Well, it had been short-lived, that little triumph of hers. It had stopped against a blank wall just when the car stopped under the ports cochere of the Dearborn Avenue house. John's arm which had been around her was withdrawn and he looked with just a touch of ostentation at his watch. She knew before he spoke that when he did, his tone would ring flat. The old spell was broken. He was once more under the dominion of the newer, stronger one.

"I'm terribly late," he said. "I must drive straight along to the hospital. I'll see you to-night. We're having a few old friends in to dinner. Run along now. Your Aunt Lucile will be waiting for you."

His omission to mention Paula had been fairly palpable. Her reply, "All right, dad, till to-night, then. Au 'voir" had been, she knew, as brittle and sharp-edged as a bit of broken glass. It had cut him;—she had meant it to.

Well it served her right. Paula deserved to own the stronger spell. Paula's emotional channels were open and deep. No choking snags and sandbars, no perverse eddies in them. Look at her with Rush to-day! There was a situation that fairly bristled with opportunities for blundering. She might, with this grown-up son of her husband's whom she had hardly seen, have shown herself shy, embarrassed, at a loss how to take him. She might have tried to be archly maternal with him or elder-sisterly. But she played up none of these sentimental possibilities, seemed, indeed, serenely unaware of them. She treated him just as she had always treated Mary—as a contemporary. From the beginning she had no trouble making him talk. For one thing her acquaintance with France and Germany was intimate enough to enable her to ask him questions which he found it pleasantly stimulating to try to answer. As she felt her way to firmer ground with him, she allowed what was evidently a perfectly spontaneous affection to irradiate the look she turned upon him and to warm her lovely voice.

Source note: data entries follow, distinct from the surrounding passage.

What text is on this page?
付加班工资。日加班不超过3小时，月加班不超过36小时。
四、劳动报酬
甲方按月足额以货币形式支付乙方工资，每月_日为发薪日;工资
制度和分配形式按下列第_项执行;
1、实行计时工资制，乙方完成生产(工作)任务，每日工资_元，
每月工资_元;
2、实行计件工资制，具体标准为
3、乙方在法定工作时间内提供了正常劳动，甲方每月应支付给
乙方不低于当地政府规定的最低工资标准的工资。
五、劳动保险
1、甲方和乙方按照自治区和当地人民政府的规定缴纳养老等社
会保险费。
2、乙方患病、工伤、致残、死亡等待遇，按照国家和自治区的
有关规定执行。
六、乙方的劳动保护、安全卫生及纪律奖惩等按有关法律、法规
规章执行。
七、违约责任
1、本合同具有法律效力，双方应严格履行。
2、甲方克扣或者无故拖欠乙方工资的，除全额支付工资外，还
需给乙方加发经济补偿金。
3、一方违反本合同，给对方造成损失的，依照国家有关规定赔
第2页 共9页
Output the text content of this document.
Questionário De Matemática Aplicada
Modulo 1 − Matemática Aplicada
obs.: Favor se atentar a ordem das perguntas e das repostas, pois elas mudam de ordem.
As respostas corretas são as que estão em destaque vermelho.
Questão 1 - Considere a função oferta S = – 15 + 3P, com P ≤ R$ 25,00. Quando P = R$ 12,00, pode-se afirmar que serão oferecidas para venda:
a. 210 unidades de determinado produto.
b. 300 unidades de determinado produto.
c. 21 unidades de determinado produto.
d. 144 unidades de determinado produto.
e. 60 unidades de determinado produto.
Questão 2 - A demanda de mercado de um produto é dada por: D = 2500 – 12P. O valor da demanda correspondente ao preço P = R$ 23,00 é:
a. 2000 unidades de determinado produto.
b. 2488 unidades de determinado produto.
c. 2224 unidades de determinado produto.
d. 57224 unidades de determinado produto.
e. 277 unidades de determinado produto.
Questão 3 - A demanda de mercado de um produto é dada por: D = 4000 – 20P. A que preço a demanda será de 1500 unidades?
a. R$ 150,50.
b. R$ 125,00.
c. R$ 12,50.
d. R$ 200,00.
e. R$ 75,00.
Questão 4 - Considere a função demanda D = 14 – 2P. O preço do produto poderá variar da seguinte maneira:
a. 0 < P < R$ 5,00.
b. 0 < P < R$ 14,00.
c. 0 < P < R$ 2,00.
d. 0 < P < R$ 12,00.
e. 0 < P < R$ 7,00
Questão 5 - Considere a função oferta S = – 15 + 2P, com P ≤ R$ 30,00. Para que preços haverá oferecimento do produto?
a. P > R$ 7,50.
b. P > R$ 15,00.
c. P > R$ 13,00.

So she must have begun—as simply and irresistibly as that—in Vienna!

Mary tried hard to think of it as a highly skillful performance, but this was an attitude she could not maintain. It was not a performance at all; it was—just Paula, who, having taken her father away from her was now, inevitably, going to take her brother too. Not because she meant to—quite unconscious that she was doing any harm ("and of course she isn't, except to a cat like me")—that was the maddening, and at the same time, endearing thing about her.

For there was a broad impartiality about her spell that tugged at Mary even while she forlornly watched Rush yielding to it. And the way it affected Aunt Lucile was simply funny. She melted, visibly, like a fragment left on the curb by the iceman, whenever Paula—turned the current on. What made this the more striking was that Aunt Lucile's normal mood to-day impressed Mary as rather aggressively sell-contained. Was it just that Mary had forgotten how straight she sat and how precisely she moved about? Had she always had that discreet significant air, as if there were something she could talk about but didn't mean to—not on any account? Or was there something going on here at home that awaited—breathlessly awaited—discovery? Whatever it was, when Paula turned upon her it went, laughably;—only it would have been a pretty shaky sort of laugh.